Recently, however, Jerome has been saying it's bothering him and he doesn't know how to let it go. I'm angry and hurt that something that happened long ago is now causing problems in my marriage. It has made me question why I was honest with him.
I'm afraid Jerome will never forgive me. He says he feels as though he has to compete with my past and doesn't feel he can live up to it. How do I tackle this problem? I can't change my past, I can't take back what I told him, and I can't do anything to change my husband. Please help. -- HAUNTED BY THE PAST
DEAR HAUNTED: First, stop apologizing. You are the sum total of all your experiences, and that's the woman he married. Tell your husband you will not accept anything less than marriage counseling now. He knows about your "experience" because you leveled with him. Make it clear that this isn't a contest, and he's all you want in a man. If he can't accept it, there is no basis for a marriage, and frankly, little hope for a future together.
DEAR ABBY: I have been invited to a wedding. The invitation included explicit instructions on what is appropriate attire. Ladies are "not to wear anything tight or revealing, or that doesn't cover chest, back, knees and shoulders." One of my friends said she wouldn't go to such a wedding. Another said, "I don't own anything that meets their dress code."
We are all three mature women who have always dressed conservatively. What's your take on this? Am I right to feel insulted? -- CLOTHING-CHALLENGED IN OREGON
DEAR CLOTHING-CHALLENGED: Not necessarily. It's possible that the house of worship where the wedding will be held -- as well as the families involved -- may be conservative or orthodox, which is why the women are being asked to cover themselves. If you feel the dress code is too much of an imposition, you should politely decline the invitation.

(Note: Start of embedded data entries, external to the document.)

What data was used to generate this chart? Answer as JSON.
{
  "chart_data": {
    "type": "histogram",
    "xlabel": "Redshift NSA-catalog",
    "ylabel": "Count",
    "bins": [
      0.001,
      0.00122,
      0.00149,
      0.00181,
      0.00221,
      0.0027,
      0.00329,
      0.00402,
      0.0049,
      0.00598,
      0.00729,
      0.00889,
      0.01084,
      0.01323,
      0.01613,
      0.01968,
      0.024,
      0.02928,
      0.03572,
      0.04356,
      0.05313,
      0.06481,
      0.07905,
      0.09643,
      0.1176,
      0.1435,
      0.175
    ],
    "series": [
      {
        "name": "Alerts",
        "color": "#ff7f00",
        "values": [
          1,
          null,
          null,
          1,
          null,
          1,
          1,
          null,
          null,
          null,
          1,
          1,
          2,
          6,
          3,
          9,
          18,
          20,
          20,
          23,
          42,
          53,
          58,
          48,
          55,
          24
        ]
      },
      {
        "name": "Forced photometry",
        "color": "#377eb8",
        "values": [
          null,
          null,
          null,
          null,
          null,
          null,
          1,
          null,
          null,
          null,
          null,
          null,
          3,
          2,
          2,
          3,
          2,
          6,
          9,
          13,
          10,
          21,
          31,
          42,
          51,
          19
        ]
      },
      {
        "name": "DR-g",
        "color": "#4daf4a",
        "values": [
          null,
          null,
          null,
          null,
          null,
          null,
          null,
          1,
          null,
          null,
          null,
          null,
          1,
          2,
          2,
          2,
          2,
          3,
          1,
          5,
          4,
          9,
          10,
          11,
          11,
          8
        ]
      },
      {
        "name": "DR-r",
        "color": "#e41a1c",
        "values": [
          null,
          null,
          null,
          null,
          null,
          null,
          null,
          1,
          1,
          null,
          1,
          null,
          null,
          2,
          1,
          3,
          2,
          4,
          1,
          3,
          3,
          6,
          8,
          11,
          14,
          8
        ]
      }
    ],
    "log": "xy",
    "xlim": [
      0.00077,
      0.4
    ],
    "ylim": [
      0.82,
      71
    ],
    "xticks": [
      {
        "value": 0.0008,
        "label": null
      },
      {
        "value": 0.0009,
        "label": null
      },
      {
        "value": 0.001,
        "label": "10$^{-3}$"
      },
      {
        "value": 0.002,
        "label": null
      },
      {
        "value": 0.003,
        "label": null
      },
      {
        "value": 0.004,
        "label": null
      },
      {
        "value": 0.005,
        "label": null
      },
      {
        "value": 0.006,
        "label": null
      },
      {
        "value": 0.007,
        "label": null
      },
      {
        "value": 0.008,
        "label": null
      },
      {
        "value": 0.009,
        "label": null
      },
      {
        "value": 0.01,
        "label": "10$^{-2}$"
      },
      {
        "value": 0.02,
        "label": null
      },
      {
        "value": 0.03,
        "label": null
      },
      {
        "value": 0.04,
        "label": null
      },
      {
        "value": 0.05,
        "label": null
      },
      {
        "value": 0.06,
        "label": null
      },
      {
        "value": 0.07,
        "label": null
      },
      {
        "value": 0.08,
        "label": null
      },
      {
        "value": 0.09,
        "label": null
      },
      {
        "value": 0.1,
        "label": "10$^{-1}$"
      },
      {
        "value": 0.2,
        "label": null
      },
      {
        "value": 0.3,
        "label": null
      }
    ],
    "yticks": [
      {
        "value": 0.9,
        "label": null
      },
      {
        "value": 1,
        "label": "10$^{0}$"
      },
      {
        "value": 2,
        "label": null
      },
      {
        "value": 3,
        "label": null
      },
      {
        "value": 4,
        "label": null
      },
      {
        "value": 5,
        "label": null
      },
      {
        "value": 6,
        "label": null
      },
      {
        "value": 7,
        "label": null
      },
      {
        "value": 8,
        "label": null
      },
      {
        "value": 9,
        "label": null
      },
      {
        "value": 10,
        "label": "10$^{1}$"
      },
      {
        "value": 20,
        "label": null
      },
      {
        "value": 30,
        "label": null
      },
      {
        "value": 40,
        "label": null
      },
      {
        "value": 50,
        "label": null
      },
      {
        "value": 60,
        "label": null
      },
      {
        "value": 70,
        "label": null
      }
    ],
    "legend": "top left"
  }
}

DEAR ABBY: My granddaughter, who is 18, had a child last year. She kept the baby and dropped out of school. She is now working and has returned to school to get her GED. My husband has always loved her and helps her financially.
My problem is she has twice stolen from a fund I keep for our church. Although she is the only one who could have done it, my husband refuses to believe it. I now insist on locking everything up.
Abby, if she had asked for the money either time, her grandfather would have given it to her. I think she gets an adrenaline rush from stealing. What can I do about this? -- AT A LOSS IN SOUTH CAROLINA
DEAR AT A LOSS: Where are your granddaughter's parents? Are they aware of what has been going on? If not, please inform them because if she's stealing from you for the adrenaline rush, she is probably also doing it elsewhere. Someone needs to see that the girl receives counseling before her behavior lands her in serious trouble. And in the meantime, she should not be left alone in your home.